The decision, announced by NBPA president Derek Fisher in a statement Friday morning, comes in the wake of an internal investigation by the law firm, Paul, Weiss, Rifkind, Wharton & Garrison, that called Hunter's business practices into question following the NBA lockout in 2012. NBPA attorney Ron Klempner has been placed in Hunter's position on an interim basis "until further decisions can be made," according to the statement.
Hunter's current contract - which the investigation indicated was not ratified in accordance with the bylaws of the union and is thus not valid - runs through 2015 with an option for Hunter to extend through 2016 and an executive committee option to extend through 2017. He currently earns $3 million annually.

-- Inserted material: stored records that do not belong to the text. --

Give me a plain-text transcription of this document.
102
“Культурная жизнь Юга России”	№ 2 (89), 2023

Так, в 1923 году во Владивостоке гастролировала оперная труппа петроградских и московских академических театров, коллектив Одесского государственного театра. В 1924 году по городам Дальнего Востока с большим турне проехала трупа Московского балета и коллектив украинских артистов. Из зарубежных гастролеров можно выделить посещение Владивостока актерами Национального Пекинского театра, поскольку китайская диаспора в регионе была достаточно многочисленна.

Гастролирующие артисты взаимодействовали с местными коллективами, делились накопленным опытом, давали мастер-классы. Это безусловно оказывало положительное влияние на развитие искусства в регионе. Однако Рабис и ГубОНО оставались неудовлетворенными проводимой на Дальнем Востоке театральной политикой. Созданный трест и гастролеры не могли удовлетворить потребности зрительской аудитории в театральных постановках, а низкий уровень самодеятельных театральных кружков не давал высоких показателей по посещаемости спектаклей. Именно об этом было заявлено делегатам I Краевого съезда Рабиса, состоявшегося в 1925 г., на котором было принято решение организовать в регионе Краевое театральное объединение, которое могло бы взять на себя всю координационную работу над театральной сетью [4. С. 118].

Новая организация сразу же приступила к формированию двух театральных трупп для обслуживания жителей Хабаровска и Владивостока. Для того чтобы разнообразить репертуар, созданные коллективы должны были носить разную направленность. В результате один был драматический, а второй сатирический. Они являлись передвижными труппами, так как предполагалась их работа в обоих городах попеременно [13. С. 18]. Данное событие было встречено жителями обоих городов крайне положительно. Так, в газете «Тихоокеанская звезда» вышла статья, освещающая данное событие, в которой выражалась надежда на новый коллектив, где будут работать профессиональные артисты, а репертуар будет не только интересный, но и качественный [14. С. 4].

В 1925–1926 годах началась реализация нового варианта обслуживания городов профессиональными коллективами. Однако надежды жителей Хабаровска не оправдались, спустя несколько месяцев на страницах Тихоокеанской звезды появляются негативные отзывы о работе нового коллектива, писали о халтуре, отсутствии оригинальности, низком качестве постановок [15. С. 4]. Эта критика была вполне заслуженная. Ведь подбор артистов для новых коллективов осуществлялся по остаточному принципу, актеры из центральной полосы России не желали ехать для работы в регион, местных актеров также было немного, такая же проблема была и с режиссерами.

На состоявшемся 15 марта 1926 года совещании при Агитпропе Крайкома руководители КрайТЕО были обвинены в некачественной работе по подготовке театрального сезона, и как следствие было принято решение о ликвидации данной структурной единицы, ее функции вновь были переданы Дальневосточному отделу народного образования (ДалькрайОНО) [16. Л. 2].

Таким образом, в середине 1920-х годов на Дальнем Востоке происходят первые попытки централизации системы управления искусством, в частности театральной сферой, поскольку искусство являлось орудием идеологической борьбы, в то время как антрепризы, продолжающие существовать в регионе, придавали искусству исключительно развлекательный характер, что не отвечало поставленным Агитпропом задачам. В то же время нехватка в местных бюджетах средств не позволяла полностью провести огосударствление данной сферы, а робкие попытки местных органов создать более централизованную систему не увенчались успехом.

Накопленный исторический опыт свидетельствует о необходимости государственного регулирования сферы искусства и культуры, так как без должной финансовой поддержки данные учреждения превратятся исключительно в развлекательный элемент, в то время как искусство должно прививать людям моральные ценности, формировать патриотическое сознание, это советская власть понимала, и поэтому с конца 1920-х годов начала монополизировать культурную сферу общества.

"Unfortunately, it appears that Union management has lost sight of the NBPA's only task, to serve the best interests of their membership," Fisher, who currently does not play for an NBA team, said in the statement. "This is the reason I called for a review almost a year ago. The findings of that review confirm this unfortunate truth and we must now move forward as players.
"Immediate change is necessary and I, along with the Committee Members, are committed to driving the process as difficult as it may be. We ask for the cooperation, trust and patience of the players, their representatives and some of our hard working NBPA staff as we navigate through this situation. But rest assured that our goal is to do what is right for the players and we will emerge stronger than before."
Despite vacancies in seven of the nine spots on the executive committee, voting on the positions was expected to take place at All-Star weekend in Houston later this month, Fisher said an interim executive committee was formed in accordance with the NBPA's bylaws that includes all five active members from the previous committee. In addition to Fisher and San Antonio's Matt Bonner, then, the committee is believed to include the Clippers' Chris Paul, the Miami Heat's James Jones and the New Orleans Hornets' Roger Mason.
But Hunter indicated in a statement from his lawyer that he doesn't agree with the decision and will be fighting it.
"I am deeply troubled by the lack of fundamental fairness shown my client by a group whose authority to take such action is highly questionable," his attorney, Thomas Ashley, wrote. "The act of placing my client on administrative leave is not supported in either the Constitution or Bylaws of the NBPA. Furthermore, Mr. Hunter was not given any opportunity to respond to the Paul, Weiss report prior to the time that a decision was made to place him on administrative leave.
"Simply said, he was never given an opportunity to defend himself or refute the allegations made in the report. In addition to making governance reforms consistent with the report, Mr. Hunter has spoken to various teams and Player Representatives thus refuting the ridiculous suggestion that he was unresponsive to his membership. We believe his contract is valid and we will soon offer a comprehensive rebuttal and explanation with respect to the allegations mentioned in the letter and report."
Hunter, still the focus of ongoing criminal and civil investigations by the U.S. Department of Labor and U.S. Attorney's Office for the Southern District of New York, made last-ditch attempts to fix his situation recently. He announced on Wednesday that reforms would be made to address the many accusations he faced, among them that he was guilty of nepotism.
He fired his daughter, Robyn Hunter, and daughter-in-law, Megan Inaba, from their positions within the NBPA, and cut ties with the financial firm, Prim Capital, that had done extensive business with the union and employs his son, Todd.